Notre vie est un peu plus compliquée sur ce camino que lorsque nous cheminions en France. Les auberges municipales ou paroissiales ne peuvent pas se réserver, de plus nous appréhendons les grands dortoirs, surtout par nuits très chaudes. Dans nos différents hébergements, chambre chez particulier, appartement, pension, auberge de pélerins privée, donc réservable, ni le déjeuner ni le souper ne sont proposés. Nous devons donc sortir le soir trouver un café proposant un plat, (le menu du jour n’ est souvent servi qu’à midi), se mettre aux tapas délicieux mais n’étant pas à même de ravigorer un marcheur en fin de journée ou encore commander une grande salade, délicieuse et souvent très copieuse mais ne correspondant manifestement pas aux habitudes locales. Nous nous régalons de calamars également ou prenons plaisir à un petit déjeuner en terrasse à Santana, le samedi matin comme bien des familles du coin. La campagne est bien verte, beaucoup de chevaux, chèvres, vaches parfois dans des pâturages surplombant la mer, aux roches karstiques apparentes. L’architecture en général et les fermes n’ont aucun charme, elles sont parfois entourées d’objets non débarrassés.

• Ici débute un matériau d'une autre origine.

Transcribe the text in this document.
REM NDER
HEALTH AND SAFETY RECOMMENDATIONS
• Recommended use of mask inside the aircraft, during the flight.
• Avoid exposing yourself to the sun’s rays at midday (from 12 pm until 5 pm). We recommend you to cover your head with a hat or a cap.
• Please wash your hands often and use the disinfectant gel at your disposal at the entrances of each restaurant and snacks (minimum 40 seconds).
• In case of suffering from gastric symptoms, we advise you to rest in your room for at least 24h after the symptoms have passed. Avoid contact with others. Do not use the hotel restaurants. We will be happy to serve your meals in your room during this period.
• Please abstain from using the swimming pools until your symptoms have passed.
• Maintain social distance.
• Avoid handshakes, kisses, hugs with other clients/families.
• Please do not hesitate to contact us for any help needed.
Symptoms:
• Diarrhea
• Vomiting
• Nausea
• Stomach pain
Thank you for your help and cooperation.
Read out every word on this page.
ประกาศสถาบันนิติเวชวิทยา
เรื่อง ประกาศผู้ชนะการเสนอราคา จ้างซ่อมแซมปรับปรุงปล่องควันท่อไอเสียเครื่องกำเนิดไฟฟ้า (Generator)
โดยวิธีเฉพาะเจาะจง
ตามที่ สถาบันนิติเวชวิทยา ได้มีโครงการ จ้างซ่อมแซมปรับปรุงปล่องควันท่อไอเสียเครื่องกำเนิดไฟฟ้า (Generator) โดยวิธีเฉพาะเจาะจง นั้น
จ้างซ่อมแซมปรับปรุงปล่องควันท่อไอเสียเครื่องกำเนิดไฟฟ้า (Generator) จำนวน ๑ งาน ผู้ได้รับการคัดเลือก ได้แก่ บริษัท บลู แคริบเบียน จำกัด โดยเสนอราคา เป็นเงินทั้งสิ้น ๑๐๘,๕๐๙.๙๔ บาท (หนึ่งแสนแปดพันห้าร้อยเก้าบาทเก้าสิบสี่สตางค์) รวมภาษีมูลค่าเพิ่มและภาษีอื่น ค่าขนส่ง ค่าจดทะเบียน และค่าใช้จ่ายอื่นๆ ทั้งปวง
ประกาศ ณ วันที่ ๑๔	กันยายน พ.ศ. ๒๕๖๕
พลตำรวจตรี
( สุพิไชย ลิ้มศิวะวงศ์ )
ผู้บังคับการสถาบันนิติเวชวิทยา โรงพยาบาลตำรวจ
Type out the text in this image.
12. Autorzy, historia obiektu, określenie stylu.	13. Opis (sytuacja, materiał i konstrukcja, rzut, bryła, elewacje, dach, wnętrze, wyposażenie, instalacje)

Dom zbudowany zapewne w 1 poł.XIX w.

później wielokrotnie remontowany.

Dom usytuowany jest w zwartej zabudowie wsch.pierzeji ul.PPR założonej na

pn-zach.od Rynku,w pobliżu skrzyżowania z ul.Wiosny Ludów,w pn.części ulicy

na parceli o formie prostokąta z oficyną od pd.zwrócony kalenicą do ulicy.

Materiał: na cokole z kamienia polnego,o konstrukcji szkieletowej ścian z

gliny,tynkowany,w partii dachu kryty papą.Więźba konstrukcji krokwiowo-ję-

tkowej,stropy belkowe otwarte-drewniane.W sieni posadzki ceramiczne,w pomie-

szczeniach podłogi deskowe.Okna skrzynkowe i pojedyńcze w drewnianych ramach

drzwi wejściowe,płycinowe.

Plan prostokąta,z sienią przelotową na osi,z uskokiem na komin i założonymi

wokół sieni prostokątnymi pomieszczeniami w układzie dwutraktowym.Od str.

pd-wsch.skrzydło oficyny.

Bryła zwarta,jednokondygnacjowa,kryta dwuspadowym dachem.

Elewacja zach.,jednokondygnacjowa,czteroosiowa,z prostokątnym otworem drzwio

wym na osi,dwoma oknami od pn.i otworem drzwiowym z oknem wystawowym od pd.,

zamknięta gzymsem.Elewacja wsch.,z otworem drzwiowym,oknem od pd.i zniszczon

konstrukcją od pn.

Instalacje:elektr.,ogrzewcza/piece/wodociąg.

Marcher sur le goudron, hameaux mal entretenus, parfois bruits de l’autoroute mettent à mal la motivation, même si nous sommes heureux d’être partis, de revivre cette expérience de vie de nomade à pied. Le paysage doit-il être toujours beau pour apprécier l’expérience, sauter les tronçons trop urbains pour garder majoritairement de bons souvenirs ou vivre l’expérience d’un cheminement purement à pied sont l’objet de nos méditations. Nous optons pour la sortie de Bilbao et celle de Santander en transports publics.

Le dernier tronçon le long des côtes avant Santander est splendide, l’arrivée en bateau permettant de traverser le Rio de Solia une jolie expérience.

Encore 3 km de ville pour arriver dans un mini hôtel hyper fonctionnel, hyper propre, totalement déshumanisé, rendant le téléphone portable indispensable. En fait quelques chambres sur un étage d’immeuble accessibles par code. Auberge pour pélerin robot ? Nous sommes un peu désarçonnés. A l’intérieur d’un petit hall, 6 key boxes avec les clés des chambres. Nous y avons  très bien dormi après un repas, au café péruvien du coin, petite arrière-salle, en compagnie d’une joyeuse et jeune tablée gérant l’écran TV géant mais l’ayant éteint pour la prière avant leur repas.